My wife would tell you that on a good day, I’m the most self-centered fucker on the planet. But for me to have found something good that I can do, that I can see a result on, is outstanding. I’m friends with some of these kids on Facebook and I can see them progress and see that they’ve started a band. It’s all Megadeth and Metallica riffs.

HMS: That’s your doing!

JJ: That music really works for them. They can relate to the Metal stuff. Pimply, lonely boys all over the world relate to Metal, but it’s also not hard for them to get the time signatures. They also live somewhere with helicopters and mortar fire, so they can relate to the darkness. So there’s different things we can try to do with Nomad, sending stuff over there, but we are trying to sort stuff out.
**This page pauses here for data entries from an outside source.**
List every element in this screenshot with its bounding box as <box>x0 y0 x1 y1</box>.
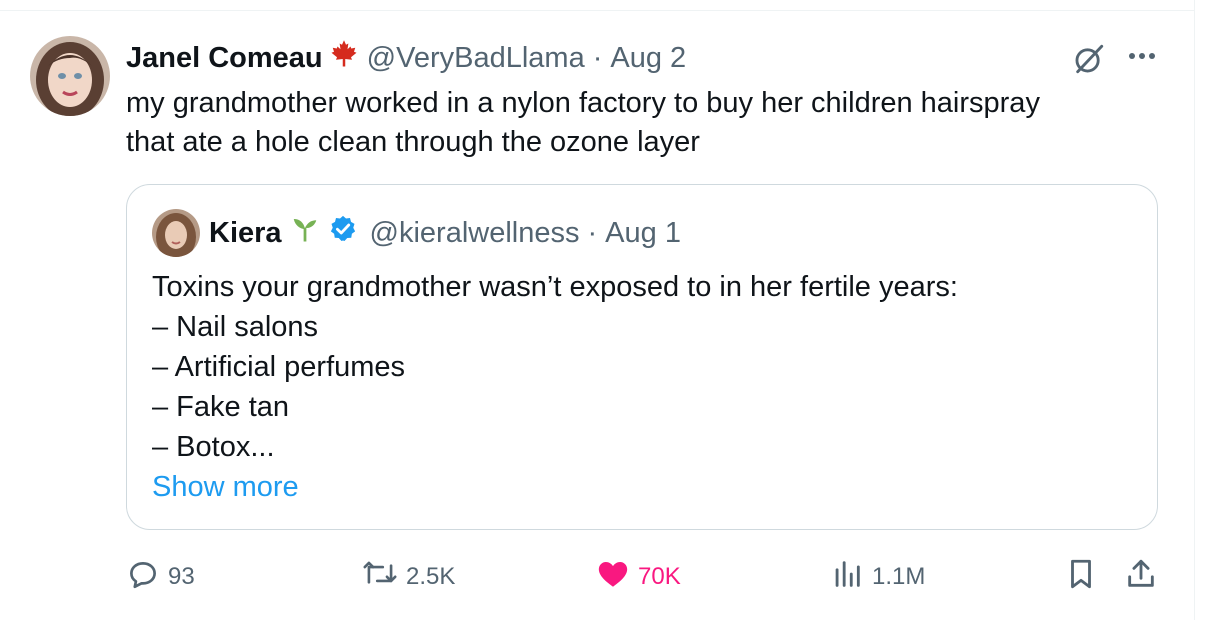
bar-chart-icon <box>830 557 872 598</box>
tweet-text-line: that ate a hole clean through the ozone … <box>126 126 700 158</box>
tweet-action-bar: 93 2.5K 70K 1.1M <box>126 557 1166 597</box>
separator-dot: · <box>592 41 603 74</box>
quoted-tweet-header: Kiera @kieralwellness · Aug 1 <box>209 213 681 253</box>
quoted-text-line: – Artificial perfumes <box>152 351 406 383</box>
quoted-tweet-text: Toxins your grandmother wasn’t exposed t… <box>152 267 958 507</box>
like-button[interactable]: 70K <box>596 557 681 597</box>
quoted-author-avatar[interactable] <box>152 209 200 257</box>
share-icon <box>1124 557 1166 598</box>
view-count: 1.1M <box>872 563 926 590</box>
tweet-text-line: my grandmother worked in a nylon factory… <box>126 87 1040 119</box>
grok-icon[interactable] <box>1072 42 1106 81</box>
repost-count: 2.5K <box>406 563 456 590</box>
maple-leaf-icon <box>329 39 359 77</box>
share-button[interactable] <box>1124 557 1166 597</box>
heart-icon <box>596 557 638 598</box>
quoted-author-handle[interactable]: @kieralwellness <box>370 217 580 250</box>
quoted-text-line: Toxins your grandmother wasn’t exposed t… <box>152 271 958 303</box>
separator-dot: · <box>587 216 598 249</box>
right-divider <box>1194 0 1195 620</box>
tweet-header: Janel Comeau @VeryBadLlama · Aug 2 <box>126 38 686 78</box>
reply-count: 93 <box>168 563 195 590</box>
author-avatar[interactable] <box>30 36 110 116</box>
show-more-link[interactable]: Show more <box>152 467 958 507</box>
views-button[interactable]: 1.1M <box>830 557 925 597</box>
verified-badge-icon[interactable] <box>328 214 358 252</box>
like-count: 70K <box>638 563 681 590</box>
quoted-tweet-card[interactable]: Kiera @kieralwellness · Aug 1 Toxins you… <box>126 184 1158 530</box>
tweet-date[interactable]: Aug 2 <box>610 42 686 75</box>
repost-icon <box>362 557 406 598</box>
bookmark-button[interactable] <box>1064 557 1106 597</box>
author-handle[interactable]: @VeryBadLlama <box>367 42 585 75</box>
sprout-icon <box>290 214 320 252</box>
quoted-text-line: – Fake tan <box>152 391 290 423</box>
top-divider <box>0 10 1194 11</box>
bookmark-icon <box>1064 557 1106 598</box>
quoted-author-display-name[interactable]: Kiera <box>209 217 282 250</box>
quoted-tweet-date[interactable]: Aug 1 <box>605 217 681 250</box>
quoted-text-line: – Botox... <box>152 431 275 463</box>
reply-icon <box>126 557 168 598</box>
author-display-name[interactable]: Janel Comeau <box>126 42 323 75</box>
more-options-icon[interactable] <box>1124 44 1160 73</box>
quoted-text-line: – Nail salons <box>152 311 319 343</box>
reply-button[interactable]: 93 <box>126 557 195 597</box>
repost-button[interactable]: 2.5K <box>362 557 455 597</box>
tweet-text: my grandmother worked in a nylon factory… <box>126 84 1156 162</box>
But I think the next couple of months are going to be some of the heaviest in human history. Here in Portland, we’re actually talking about Federal occupation. We don’t know what to do about Covid. We have a leader who doesn’t want to lead no matter what. Things could get really weird really fast. As a family, we’re wondering if we should be buying supplies or buying tickets to Ireland, doing the quarantine, and hanging out there for a year.

HMS: I don’t blame you at all for those ruminations! They are very understandable at this point.